Regina Beatriz: Há oficiais de justiça de plantão destinados à citação em casos urgentes. Dependendo do caso, é possível intimação até por e-mail. Estão flexibilizando as medidas de intimação para serem possíveis até mesmo por Whatsapp. Existem meios, sim, para mulheres saírem de casa e buscarem no Poder Judiciário a sua proteção por meio da pensão alimentícia.

Mais do que isso - as separações de corpos. Caso provada a violência doméstica, realiza-se o afastamento imediato do homem de casa e a medida de distanciamento, em que ele não pode se aproximar dela por mais de x metros, sob pena de ser preso, com pandemia ou sem.

Além disso, temos a guarda de filhos. Se o homem é violento, é preciso cuidar do regime de convivência dos filhos. Isso não significa que homens violentos com as mulheres sejam obrigatoriamente violentos com os filhos. Mas precisamos dar maior atenção a isso, fazer uma verificação mais profunda. Os meios estão aí, a mulher não precisa sofrer violência doméstica durante a pandemia. Ela tem meios no ordenamento jurídico pandêmico para buscar proteção.

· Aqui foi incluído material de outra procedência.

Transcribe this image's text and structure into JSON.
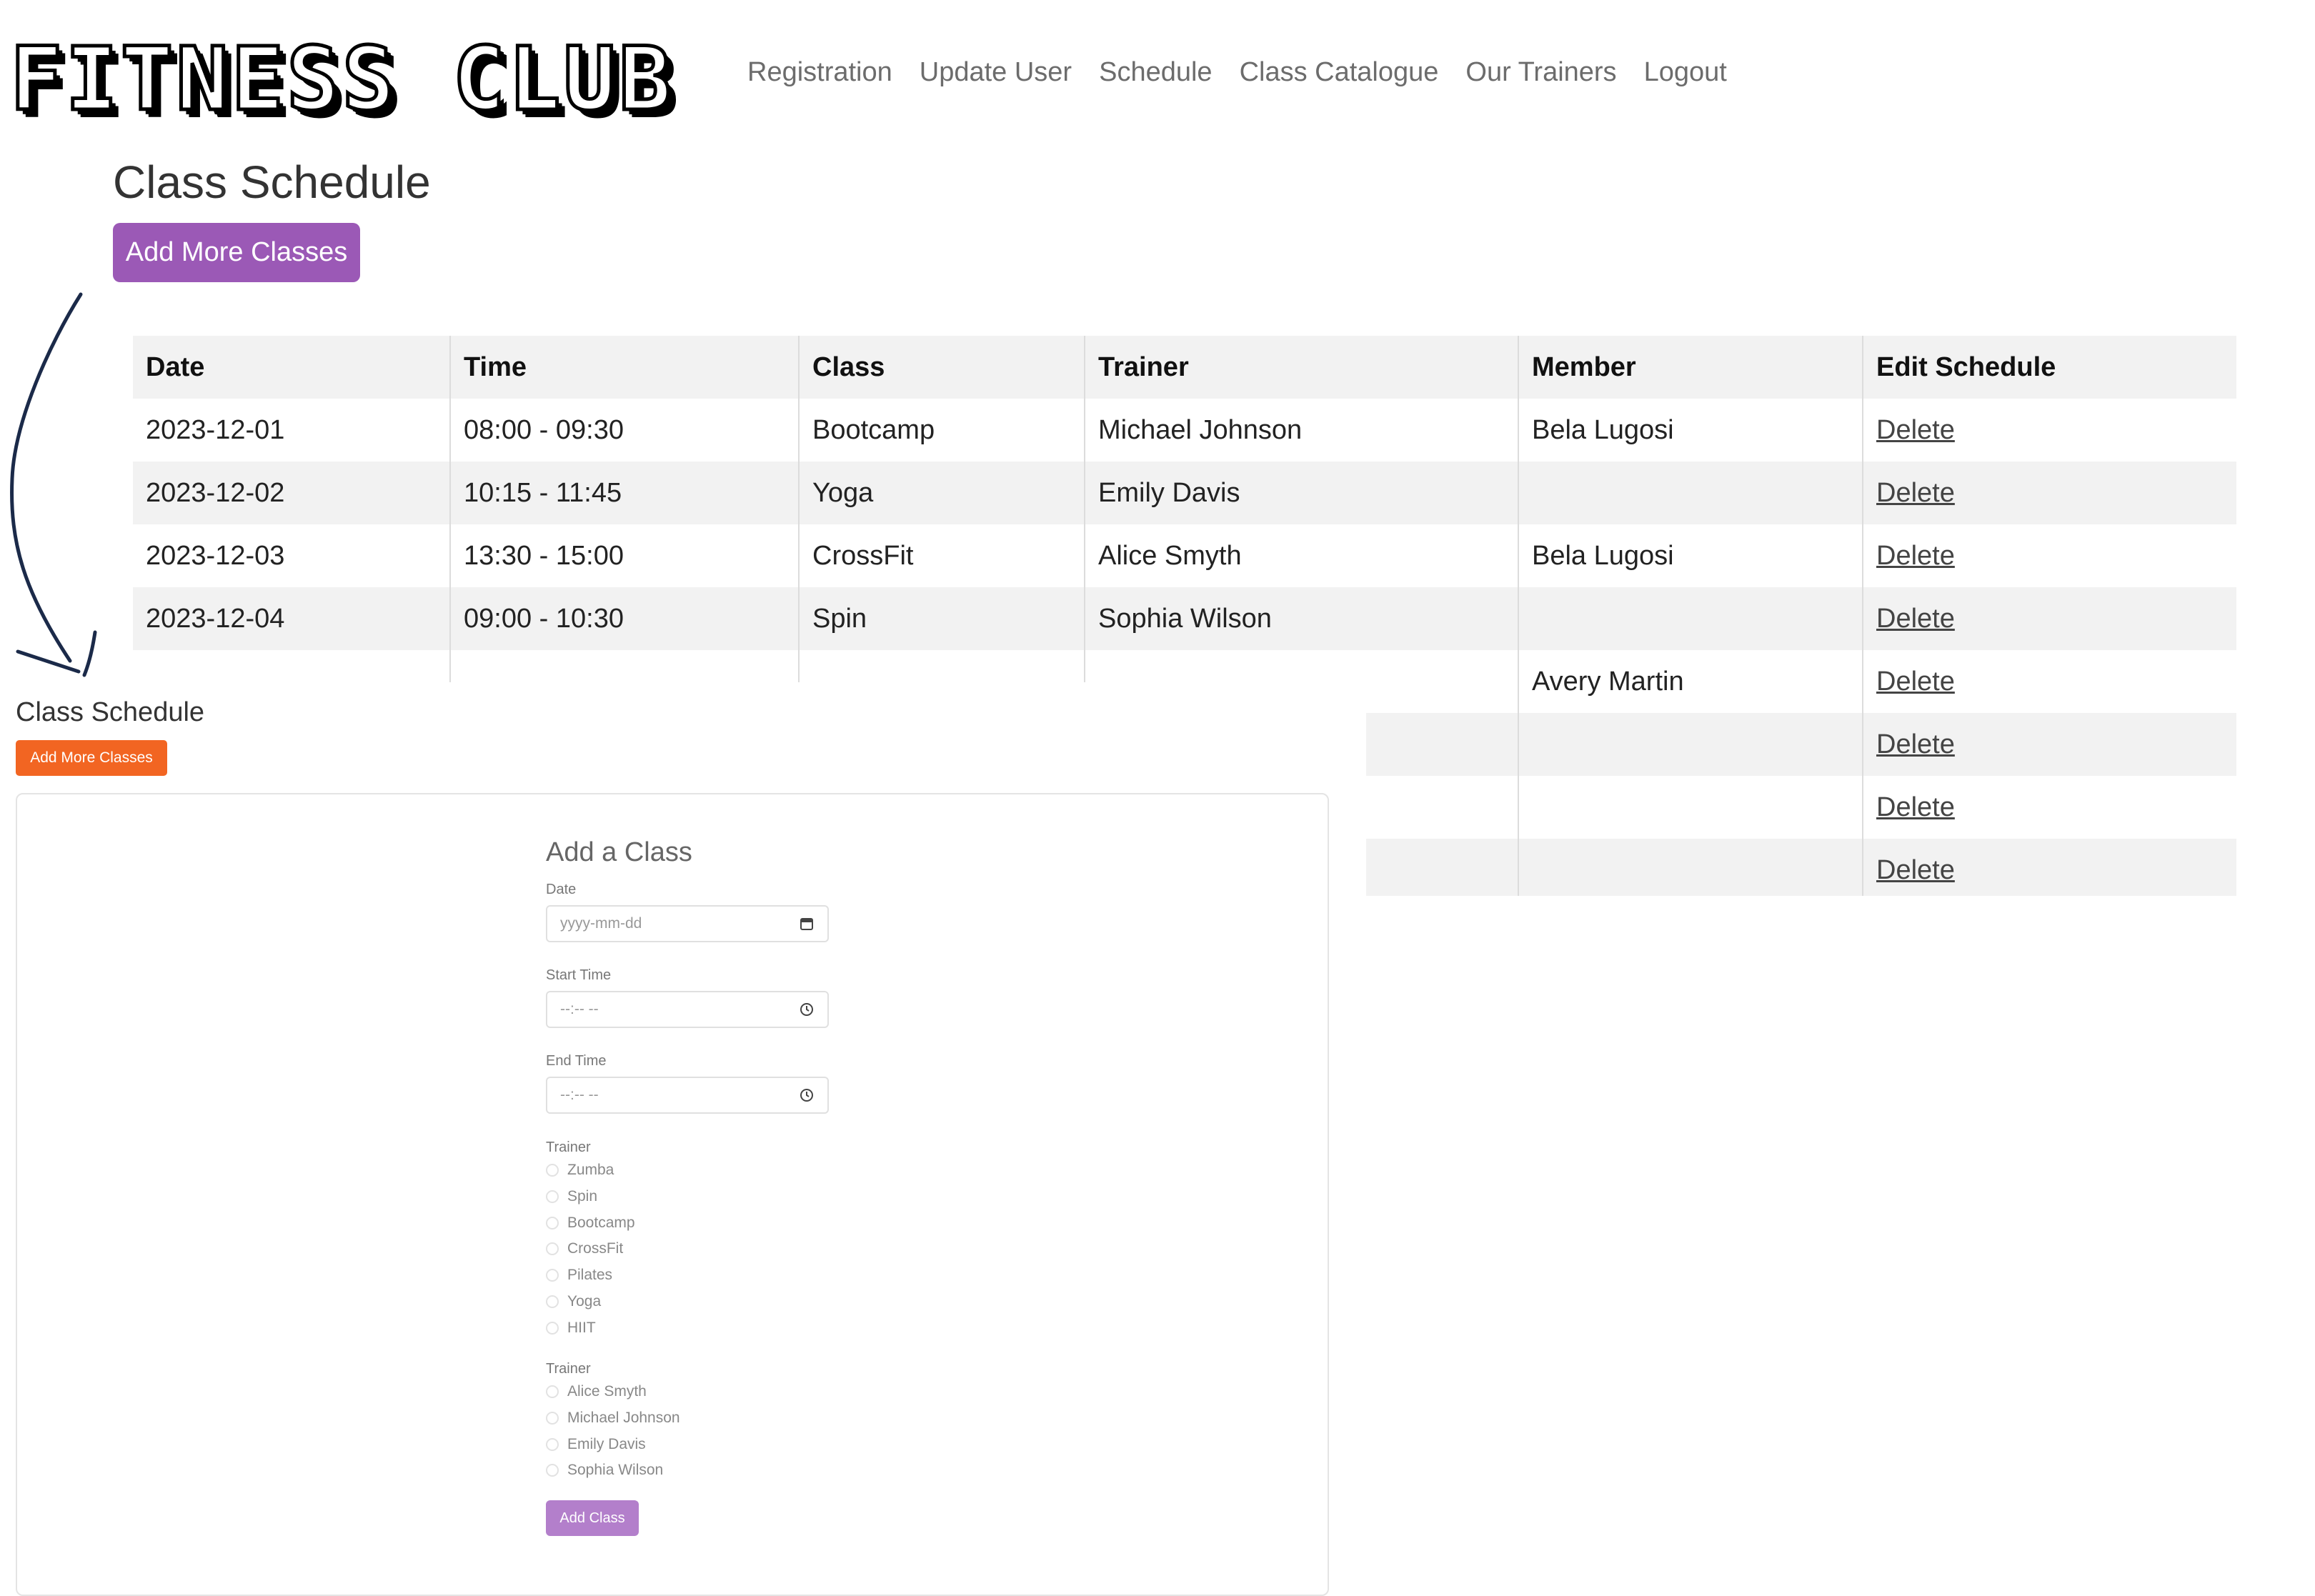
{
  "brand": {
    "logo": "FITNESS CLUB"
  },
  "nav": {
    "items": [
      "Registration",
      "Update User",
      "Schedule",
      "Class Catalogue",
      "Our Trainers",
      "Logout"
    ]
  },
  "main": {
    "title": "Class Schedule",
    "add_more_label": "Add More Classes"
  },
  "table": {
    "headers": [
      "Date",
      "Time",
      "Class",
      "Trainer",
      "Member",
      "Edit Schedule"
    ],
    "rows": [
      [
        "2023-12-01",
        "08:00 - 09:30",
        "Bootcamp",
        "Michael Johnson",
        "Bela Lugosi",
        "Delete"
      ],
      [
        "2023-12-02",
        "10:15 - 11:45",
        "Yoga",
        "Emily Davis",
        "",
        "Delete"
      ],
      [
        "2023-12-03",
        "13:30 - 15:00",
        "CrossFit",
        "Alice Smyth",
        "Bela Lugosi",
        "Delete"
      ],
      [
        "2023-12-04",
        "09:00 - 10:30",
        "Spin",
        "Sophia Wilson",
        "",
        "Delete"
      ],
      [
        "",
        "",
        "",
        "",
        "Avery Martin",
        "Delete"
      ],
      [
        "",
        "",
        "",
        "",
        "",
        "Delete"
      ],
      [
        "",
        "",
        "",
        "",
        "",
        "Delete"
      ],
      [
        "",
        "",
        "",
        "",
        "",
        "Delete"
      ]
    ]
  },
  "inset": {
    "title": "Class Schedule",
    "add_more_label": "Add More Classes",
    "form": {
      "title": "Add a Class",
      "date_label": "Date",
      "date_placeholder": "yyyy-mm-dd",
      "start_label": "Start Time",
      "start_placeholder": "--:-- --",
      "end_label": "End Time",
      "end_placeholder": "--:-- --",
      "class_label": "Trainer",
      "class_options": [
        "Zumba",
        "Spin",
        "Bootcamp",
        "CrossFit",
        "Pilates",
        "Yoga",
        "HIIT"
      ],
      "trainer_label": "Trainer",
      "trainer_options": [
        "Alice Smyth",
        "Michael Johnson",
        "Emily Davis",
        "Sophia Wilson"
      ],
      "submit_label": "Add Class"
    }
  },
  "colors": {
    "primary_button": "#9b59b6",
    "inset_button": "#f26522",
    "form_submit": "#b37fcb",
    "arrow": "#1b2a49",
    "table_stripe": "#f2f2f2"
  },
  "icons": {
    "date": "calendar-icon",
    "time": "clock-icon",
    "annotation": "hand-drawn-arrow"
  }
}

Como a senhora vê uma medida anunciada pela pasta da Mulher, da Família e dos Direitos Humanos (MMFDH) de levar mulheres vítimas de violência doméstica para hotéis? 

Regina Beatriz: Acho isso importantíssimo, o governo deve reservar, sim, verba para isso. Tenho grande apreço e vejo esforço, não só na pandemia, de uma digna ministra [Damares Alves].

Mas na minha opinião seria melhor que o homem fosse afastado de casa e que a mulher ficasse no conforto do lar com seus filhos, esse é o plano ideal alcançável. Não é a mulher que tem que sair, e o homem ficar em casa. O ideal é que ele seja forçado a sair de casa por ordem judicial.

Como a senhora vê o quadro de violência doméstica em um contexto pós-pandemia?

Regina Beatriz: Em relação a todo e qualquer tipo de violência contra a pessoa, espero que tiremos desse período tão sofrido para todos muitos exemplos de vida. Espero que as pessoas aprendam com isso, que entendam como é bom ser livre, que bênção de Deus é a liberdade. Que esse sacrifício aprimore as pessoas. Na minha ótica de vida, é o sacrifício que aprimora a pessoa. Quem não sofre na vida, não melhora, não aprende, não se aprimora.

Que haja aprimoramento do ser humano. Que homens entendam que não podem em hipótese nenhuma agredir suas mulheres. Que mulheres aprendam que não têm que se sujeitar à agressão dos seus maridos. Que crianças e adolescentes percebam tudo isso e que escolas públicas e privadas ensinem desde a mais tenra idade sobre a proteção e a preservação da mulher e do homem, em igualdade de condições. Educacionalmente, isso ainda é muito frágil no nosso país.

Até o governo anterior, se falava muito sobre ideologia de gênero, identidade sexual, mas antes disso deve se falar sobre respeito à pessoa, sobre a não prática da violência, isto sim é primordial, antes de qualquer educação sexual. Que o Ministério da Educação também aprenda com isso, que veja que o aumento do índice de violência decorre de falta de educação. Concordo que deve começar em casa, mas a educação nas escolas é fundamental - e o ensino falha por não dedicar mais tempo, com o currículo obrigatório, ao combate à violência doméstica.